Mısır’da yeni sistemin kurulmasına yönelik sürecin son derece sancılı bir aşamaya tırmandığı görülüyor. Rejimin yıkılması sonrasında hızla yeni bir Anayasa hazırlanmış, ardından tartışmalı maddeleri olan bu anayasa referanduma sunulmuş ve gayet tartışmalı bir oranla da kabul edilmişti. Kısacası toplumun geniş kesimleri kendilerine sunulan metin konusunda yeterince ikna olmadan oylamaya zorlanmış ve çıkan sonuç ikna olmayan kesimleri ikna etmeye yetmemişti.
Mursi’ye ve onun politikalarına karşı çıkan kesimlerin talepleri birbirinden oldukça farklı. Diğer bir ifadeyle iktidarın karşısında ciddi bir muhalefet var, ancak bu muhaliflerin itiraz gerekçeleri farklı. Anlaşıldığı kadarıyla Mısır’da yeni sistem oluşturmaya engel oluşturan durum da bu. Muhalefet edenler aynı konulara muhalefet etseler, iş kolay olacak. Sorun farklı talepleri karşılayabilecek bir rejim kurulmasında, ki ona da demokrasi deniyor.

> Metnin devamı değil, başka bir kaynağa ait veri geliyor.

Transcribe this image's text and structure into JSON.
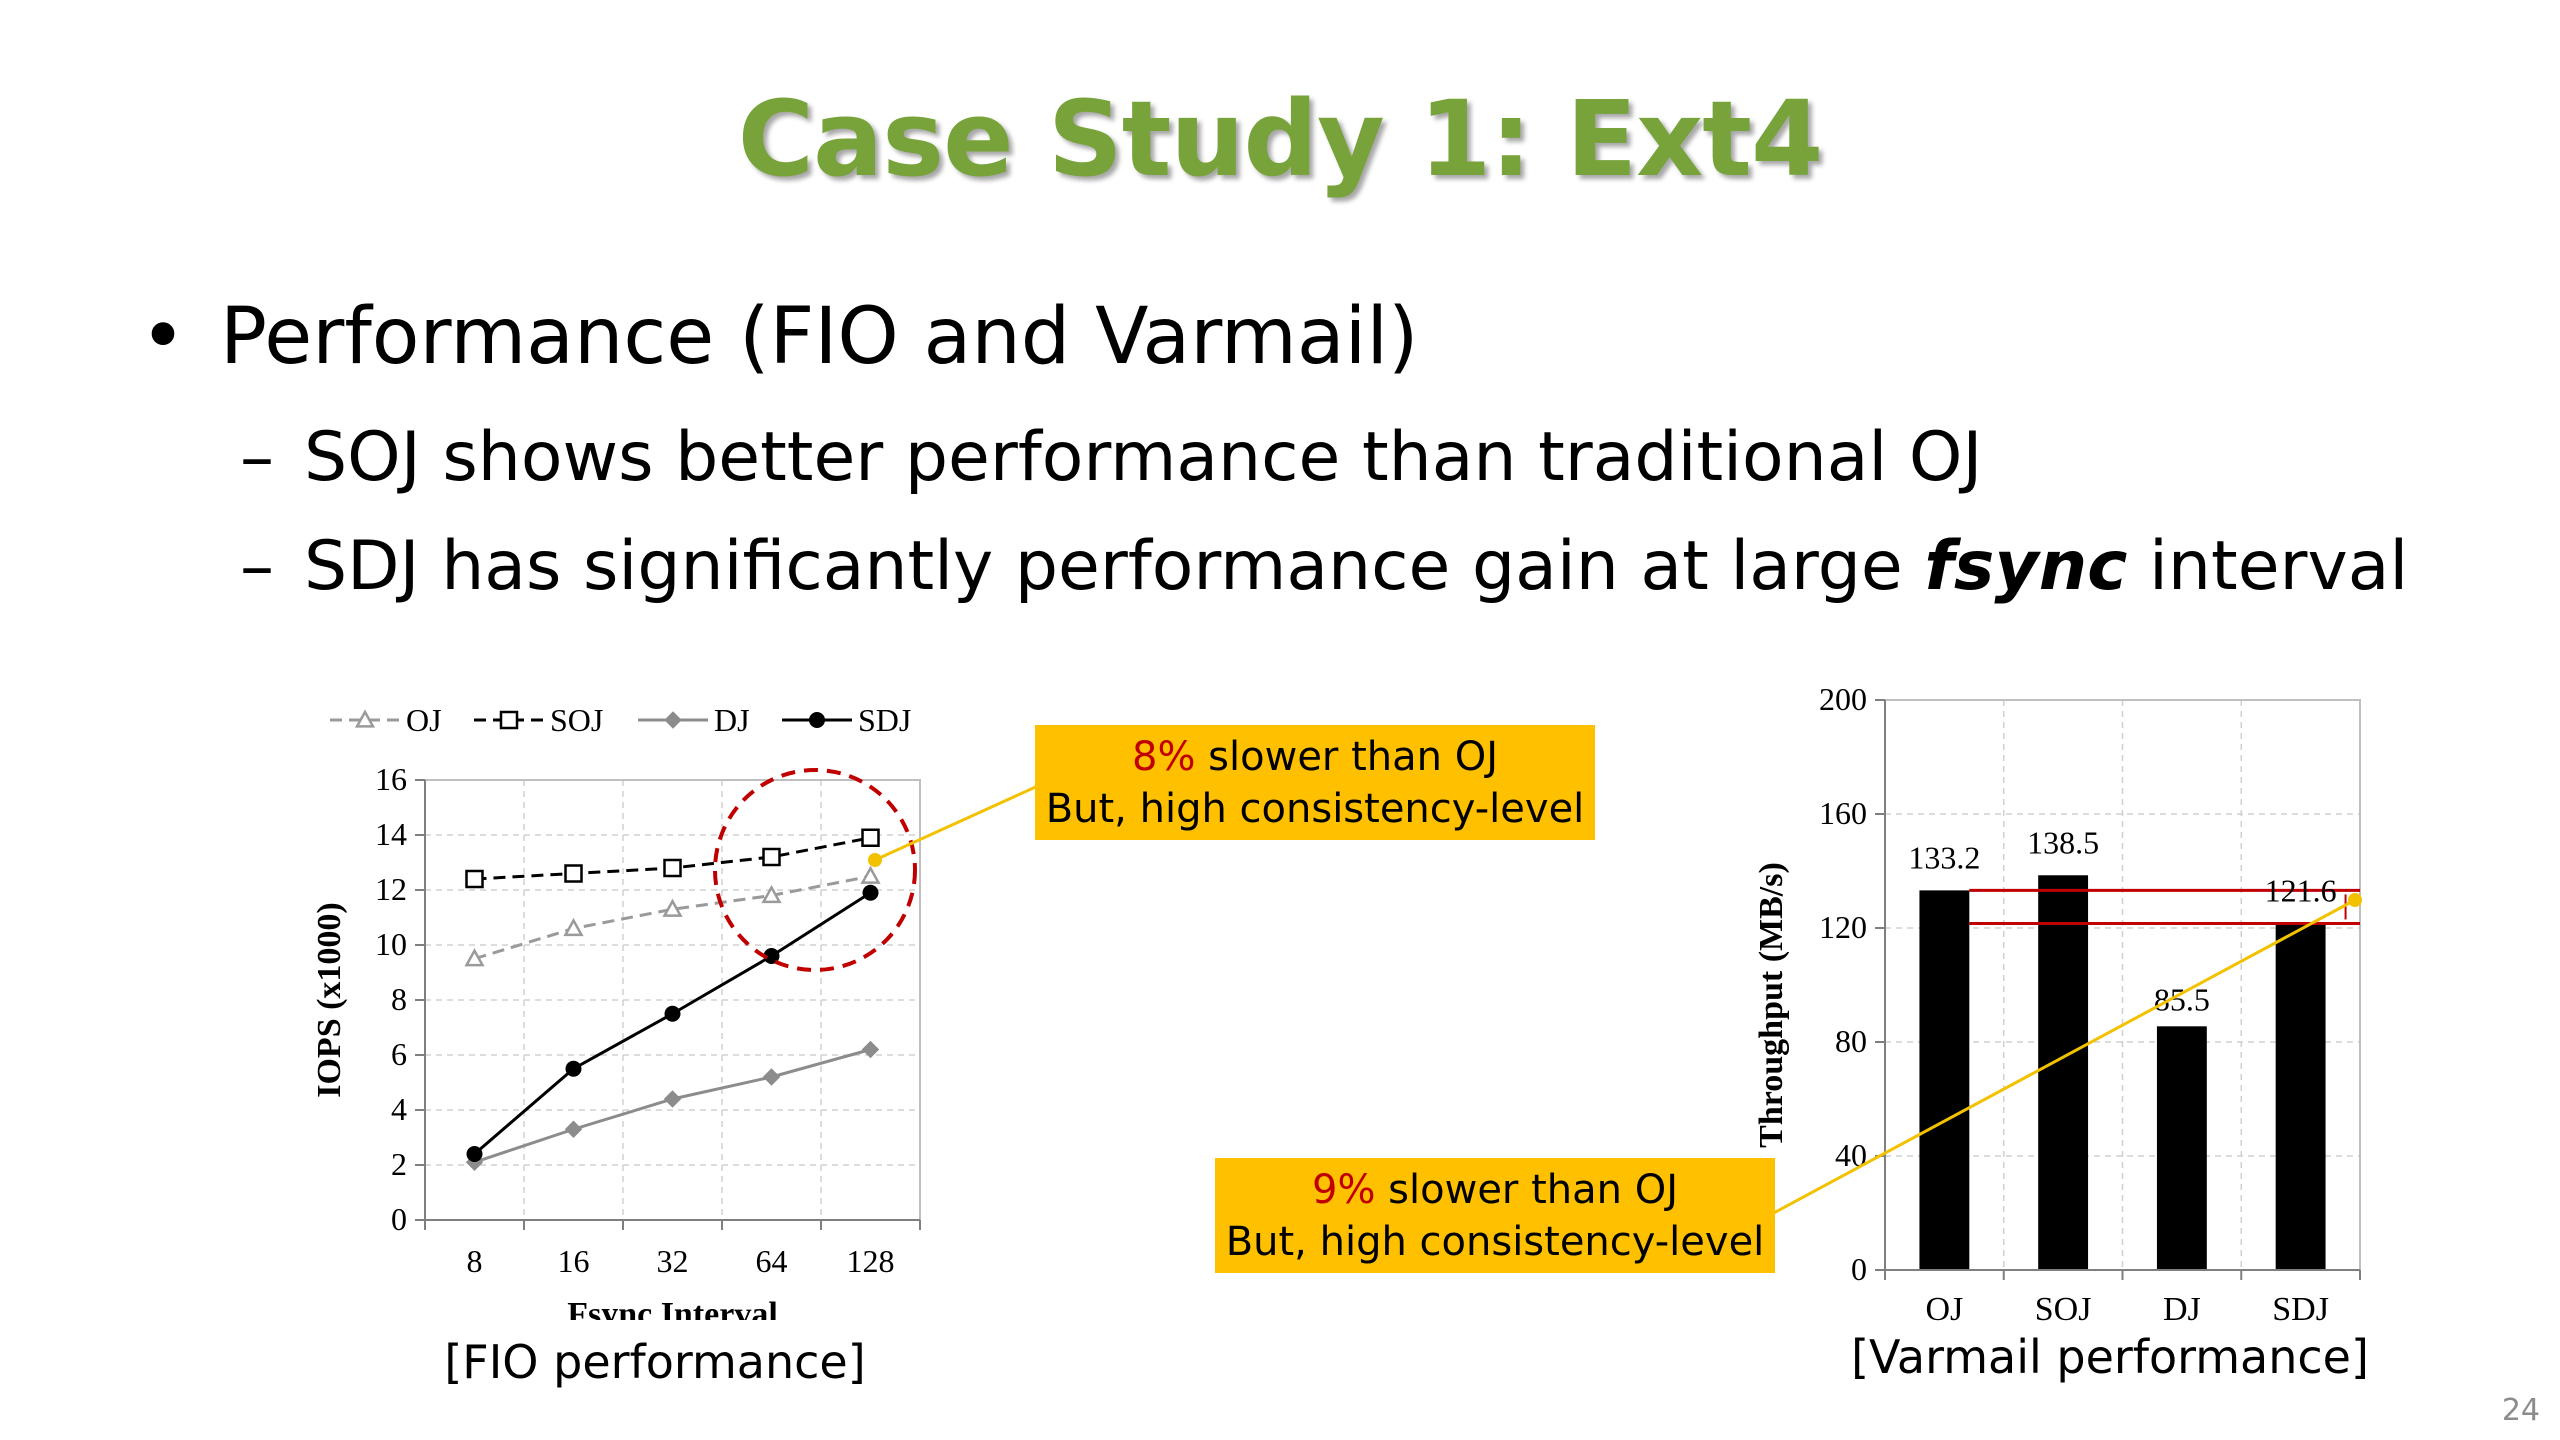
{
  "slide": {
    "title": "Case Study 1: Ext4",
    "bullet1": "Performance (FIO and Varmail)",
    "bullet2": "SOJ shows better performance than traditional OJ",
    "bullet3_before": "SDJ has significantly performance gain at large ",
    "bullet3_em": "fsync",
    "bullet3_after": " interval",
    "bullet_marker": "•",
    "sub_marker": "–",
    "page_number": "24"
  },
  "callouts": {
    "fio": {
      "pct": "8%",
      "line1_rest": " slower than OJ",
      "line2": "But, high consistency-level"
    },
    "varmail": {
      "pct": "9%",
      "line1_rest": " slower than OJ",
      "line2": "But, high consistency-level"
    }
  },
  "captions": {
    "fio": "[FIO performance]",
    "varmail": "[Varmail performance]"
  },
  "colors": {
    "title": "#77a33a",
    "callout_bg": "#ffc000",
    "callout_pct": "#c00000",
    "circle": "#c00000",
    "connector": "#f2c200"
  },
  "chart_data": [
    {
      "type": "line",
      "xlabel": "Fsync Interval",
      "ylabel": "IOPS (x1000)",
      "categories": [
        "8",
        "16",
        "32",
        "64",
        "128"
      ],
      "ylim": [
        0,
        16
      ],
      "yticks": [
        0,
        2,
        4,
        6,
        8,
        10,
        12,
        14,
        16
      ],
      "grid": true,
      "legend_position": "top",
      "series": [
        {
          "name": "OJ",
          "values": [
            9.5,
            10.6,
            11.3,
            11.8,
            12.5
          ],
          "color": "#9a9a9a",
          "dash": true,
          "marker": "triangle"
        },
        {
          "name": "SOJ",
          "values": [
            12.4,
            12.6,
            12.8,
            13.2,
            13.9
          ],
          "color": "#000000",
          "dash": true,
          "marker": "square"
        },
        {
          "name": "DJ",
          "values": [
            2.1,
            3.3,
            4.4,
            5.2,
            6.2
          ],
          "color": "#8c8c8c",
          "dash": false,
          "marker": "diamond"
        },
        {
          "name": "SDJ",
          "values": [
            2.4,
            5.5,
            7.5,
            9.6,
            11.9
          ],
          "color": "#000000",
          "dash": false,
          "marker": "circle"
        }
      ]
    },
    {
      "type": "bar",
      "xlabel": "",
      "ylabel": "Throughput (MB/s)",
      "categories": [
        "OJ",
        "SOJ",
        "DJ",
        "SDJ"
      ],
      "values": [
        133.2,
        138.5,
        85.5,
        121.6
      ],
      "labels": [
        "133.2",
        "138.5",
        "85.5",
        "121.6"
      ],
      "ylim": [
        0,
        200
      ],
      "yticks": [
        0,
        40,
        80,
        120,
        160,
        200
      ],
      "grid": true,
      "reference_lines": [
        133.2,
        121.6
      ],
      "reference_color": "#c00000"
    }
  ]
}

Mısır’ın demokratik bir rejim kurulmasını bekleyenlerin daha epeyce bekleyeceği söylenebilir. Zira demokratik rejimler, anayasa marifetiyle oluşturulan kurumlarla oluşmuyor; biz bunu Türkiye’den biliyoruz.
Artan olaylar
Geçen sene Port Sait ve Kahire futbol takımlarının yaptıkları maçta olaylar çıkmış ve 74 kişi ölmüştü. Bu olayla ilgili olarak 21 kişi hakkında ölüm cezası verildi, sırada yargılanmayı bekleyen 52 kişi daha var.
Mursi yönetimini eleştirenler uzun zamandan beri Tahrir Meydanı’ndaki eylemlerini sürdürüyorlardı. Üstelik bu eylemler Kahire ile sınırlı da kalmıyordu. Port Said, Süveyş ve İsmailiye’de çok sayıda gösteri oluyor ve bu gösterilerdeki şiddet dozu da artıyordu. Futbol faciası sonrasında verilen idam cezaları, bu gösterilerdeki şiddeti körükledi, çıkan olaylarda 30’dan fazla kişi öldü. Çatışmalar, muhaliflerle güvenlik güçleri arasında yaşandı; bunun üzerine Mursi, adı geçen üç kente sokağa çıkma yasağı getirerek olağanüstü hal ilan etti.
Bu uygulama, Mısır’ın ‘eski günlerini’ hatırlattı. Mursi, Mısır uğruna daha fazlasını yapabileceğini beyan etti; bu arada Mısırlılar uğruna ne yapacağı konusuna fazla değinmedi. Mesele daha çok futbol holiganizmi gibi değerlendirildi.
Holiganizm, siyasi ve sosyal tepkilerin en sert dışa vurum biçimlerinden birisidir; yani taraftarlıkla açıklanabilecek bir durum söz konusu değil.
Zor tercih
Muhalif gruplar, inanç ve ifade özgürlükleri konusunda yeni yönetimin beklentileri karşılamadığını ileri sürüyorlar. Ayrıca ekonominin eskiye oranla daha kötüye gittiği, baskının da arttığı söyleniyor.
Mısır’ın çoğulcu ve çoğunlukçu bir sisteme geçme olasılığı azaldıkça toplumsal çalkantıların artacağına kuşku bulunmuyor. Eski rejimin kalıntılarından kurtulmaya çalışırken başka türlü bir yanlışa düşme ihtimali, Mısır gibi stratejik bir değerin uluslararası güçler tarafından da rahat bırakılmayacağına işaret ediyor. Kendi yönetiminden umar bulamayan kesimlerin başka yönetimlerden yardım isteyeceği açık.
Suriye belirsizliğini korurken, İsrail’de kurulacak hükümetin Filistin ya da İran konusunda ne tür adımlar atacağı belli değilken ve Irak’ta her gün bombalar patlamaya devam ederken Mısır’ın yeniden ve belki daha beter biçimde istikrarsızlaşması, küresel güç dengeleri açısından tercih edilir bir durum değil.
İçeride olağanüstü hal ilan etmek, muhalefeti bertaraf etmeye yetmez. Mısır’ın istikrarı bundan böyle yönetim kadrolarının daha fazla uluslararası işbirliğine dahil olmasından geçiyor. Bu da ABD ve Avrupa ülkeleriyle daha fazla diyalog kurmalarını gerektirecek gibi.